Hands up, who eats oranges and throws away the peel? That’d be me, most of the time, and what a waste it is. I was prepping fruit for a salad the other day and my natural thriftiness, I’m happy to say, got the better of me so I made these.
You’ll find various methods in books and online and Catherine Phipps has a good quick version in her book Citrus, where you thinly pare the peel away, leaving behind the pith. Hers are delicate and perfect for cake decorating and other dainty tasks, but I wanted a thicker version to dunk into chocolate as an after dinner treat.
This recipe, 99.9% based on one from Mary Cadogan, is the best I’ve tried (move over, Felicity Cloake). It is a bit more of a faff than some but you don’t have to wait days for the peel to dry. You can prepare any citrus this way and it’s rather nice to have a mixture.

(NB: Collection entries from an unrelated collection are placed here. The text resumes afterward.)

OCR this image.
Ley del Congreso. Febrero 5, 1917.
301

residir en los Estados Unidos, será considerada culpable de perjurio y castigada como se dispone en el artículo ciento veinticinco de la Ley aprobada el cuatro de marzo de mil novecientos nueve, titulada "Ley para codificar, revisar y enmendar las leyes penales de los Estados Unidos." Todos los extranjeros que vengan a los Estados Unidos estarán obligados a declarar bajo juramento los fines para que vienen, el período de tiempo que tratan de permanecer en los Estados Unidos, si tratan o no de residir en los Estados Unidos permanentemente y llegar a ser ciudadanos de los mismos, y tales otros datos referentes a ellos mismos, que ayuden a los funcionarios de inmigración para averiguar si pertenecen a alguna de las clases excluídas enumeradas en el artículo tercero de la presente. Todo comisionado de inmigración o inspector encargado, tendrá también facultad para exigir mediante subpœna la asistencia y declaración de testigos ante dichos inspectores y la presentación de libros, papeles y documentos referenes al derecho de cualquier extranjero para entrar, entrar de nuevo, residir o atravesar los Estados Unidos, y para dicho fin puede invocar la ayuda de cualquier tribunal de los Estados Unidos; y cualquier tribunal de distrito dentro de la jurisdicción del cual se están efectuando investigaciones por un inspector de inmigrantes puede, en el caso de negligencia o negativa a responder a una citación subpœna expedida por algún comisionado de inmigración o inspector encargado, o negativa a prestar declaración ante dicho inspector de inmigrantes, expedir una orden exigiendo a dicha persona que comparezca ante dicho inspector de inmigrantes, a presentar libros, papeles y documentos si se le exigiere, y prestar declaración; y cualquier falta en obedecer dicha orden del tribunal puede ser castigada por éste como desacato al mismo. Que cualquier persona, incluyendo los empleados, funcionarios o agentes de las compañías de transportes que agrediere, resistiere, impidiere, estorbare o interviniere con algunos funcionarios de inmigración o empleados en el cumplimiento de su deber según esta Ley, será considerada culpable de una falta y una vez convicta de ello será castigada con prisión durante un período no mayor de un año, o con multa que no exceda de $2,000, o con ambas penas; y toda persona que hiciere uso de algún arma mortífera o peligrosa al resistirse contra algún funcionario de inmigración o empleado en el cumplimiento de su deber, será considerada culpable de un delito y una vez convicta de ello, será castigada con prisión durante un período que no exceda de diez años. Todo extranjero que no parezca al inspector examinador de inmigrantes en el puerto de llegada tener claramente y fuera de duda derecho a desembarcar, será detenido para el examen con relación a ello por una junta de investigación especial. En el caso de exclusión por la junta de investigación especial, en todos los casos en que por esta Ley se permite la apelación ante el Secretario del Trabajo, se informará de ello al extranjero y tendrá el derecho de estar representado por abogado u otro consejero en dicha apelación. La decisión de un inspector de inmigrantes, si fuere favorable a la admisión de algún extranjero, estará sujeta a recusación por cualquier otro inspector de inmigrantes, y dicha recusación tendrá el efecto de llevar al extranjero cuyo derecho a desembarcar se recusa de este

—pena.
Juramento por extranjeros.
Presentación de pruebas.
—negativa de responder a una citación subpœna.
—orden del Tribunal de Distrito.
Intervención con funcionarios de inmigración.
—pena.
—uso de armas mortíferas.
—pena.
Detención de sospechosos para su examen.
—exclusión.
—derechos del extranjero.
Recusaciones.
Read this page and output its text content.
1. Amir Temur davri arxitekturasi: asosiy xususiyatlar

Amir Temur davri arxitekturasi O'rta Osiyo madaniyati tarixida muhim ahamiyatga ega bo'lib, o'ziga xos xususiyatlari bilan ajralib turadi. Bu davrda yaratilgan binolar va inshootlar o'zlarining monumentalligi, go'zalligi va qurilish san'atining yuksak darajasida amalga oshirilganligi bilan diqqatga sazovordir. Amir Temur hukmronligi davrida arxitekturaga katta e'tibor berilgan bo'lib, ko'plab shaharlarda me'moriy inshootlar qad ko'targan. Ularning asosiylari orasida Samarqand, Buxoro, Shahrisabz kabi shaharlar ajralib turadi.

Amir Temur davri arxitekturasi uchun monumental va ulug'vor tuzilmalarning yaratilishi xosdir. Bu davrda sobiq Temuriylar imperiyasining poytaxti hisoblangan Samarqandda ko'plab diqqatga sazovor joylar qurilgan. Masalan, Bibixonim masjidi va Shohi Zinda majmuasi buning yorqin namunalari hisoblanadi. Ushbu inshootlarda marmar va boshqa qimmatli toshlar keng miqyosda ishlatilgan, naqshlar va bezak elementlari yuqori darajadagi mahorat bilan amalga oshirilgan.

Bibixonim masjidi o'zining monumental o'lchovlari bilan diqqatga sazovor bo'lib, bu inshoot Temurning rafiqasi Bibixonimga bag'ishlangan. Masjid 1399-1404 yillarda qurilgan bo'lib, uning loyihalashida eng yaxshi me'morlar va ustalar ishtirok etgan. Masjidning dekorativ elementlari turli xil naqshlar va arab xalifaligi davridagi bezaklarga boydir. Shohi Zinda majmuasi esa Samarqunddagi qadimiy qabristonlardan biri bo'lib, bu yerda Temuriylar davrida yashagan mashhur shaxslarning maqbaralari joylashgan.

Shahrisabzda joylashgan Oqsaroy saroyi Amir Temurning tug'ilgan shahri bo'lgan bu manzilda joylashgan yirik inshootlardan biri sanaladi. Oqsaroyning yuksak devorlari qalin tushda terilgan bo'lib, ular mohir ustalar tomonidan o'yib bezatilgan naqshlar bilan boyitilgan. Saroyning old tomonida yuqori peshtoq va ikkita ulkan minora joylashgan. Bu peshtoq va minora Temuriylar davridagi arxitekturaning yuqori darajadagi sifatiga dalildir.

Dipping it in chocolate is optional, but it’s a lovely thing to serve guests with a postprandial coffee, and makes a great gift. (Still not mentioning the C-word here.)
Candied Orange Peel
4 large sweet oranges (or a mix of citrus)
About 600g granulated sugar
100g plain chocolate (optional)
Scrub the oranges first unless they’re unwaxed. Working with a sharp knife on a board, cut a horizontal slice off the top and bottom of the oranges so they stand flat and give you somewhere to start. Cut down and around each orange in sections, following its shape, and removing the pith with the peel. (Eat the orange flesh.)
Cut the peel lengthways into 1/4″ (7mm) matchsticks. Put in in a pan, cover with cold water and bring to the boil. Simmer for five minutes. Drain, put it back in the pan with fresh water, and bring to the boil before simmering for 30 minutes.
Drain, reserving the liquid. Measure, and for every 100ml of cooking water, add 100g of sugar. Put the pan back on the heat and stir until the sugar has dissolved. Add the peel and simmer for 30 minutes, or until it is really soft and translucent. Cool in the syrup then drain. (You can strain the orange syrup to add to drinks or for a cake drizzle.)
Heat the oven to its lowest setting. Put the orange peel in a single layer on a wire rack. Put it on a lined baking tray (saves drips in your oven) and dry in the oven for 30 minutes.
Put a layer of sugar into a large dish and toss the peel in it, a few strips at a time, separating them and making sure they’re well coated. I find the easiest and least messy way to toss them is to use a couple of forks.
If you’d like chocolate-dipped peel, break up the chocolate and melt it in a bowl over a pan of gently simmering water, making sure the bottom of the bowl isn’t touching the water. Dip the candied peel into the chocolate to coat it halfway, shaking off any excess, and leave to set on parchment paper.
These are unlikely to last longer than it takes the chocolate to harden but will keep for around a week.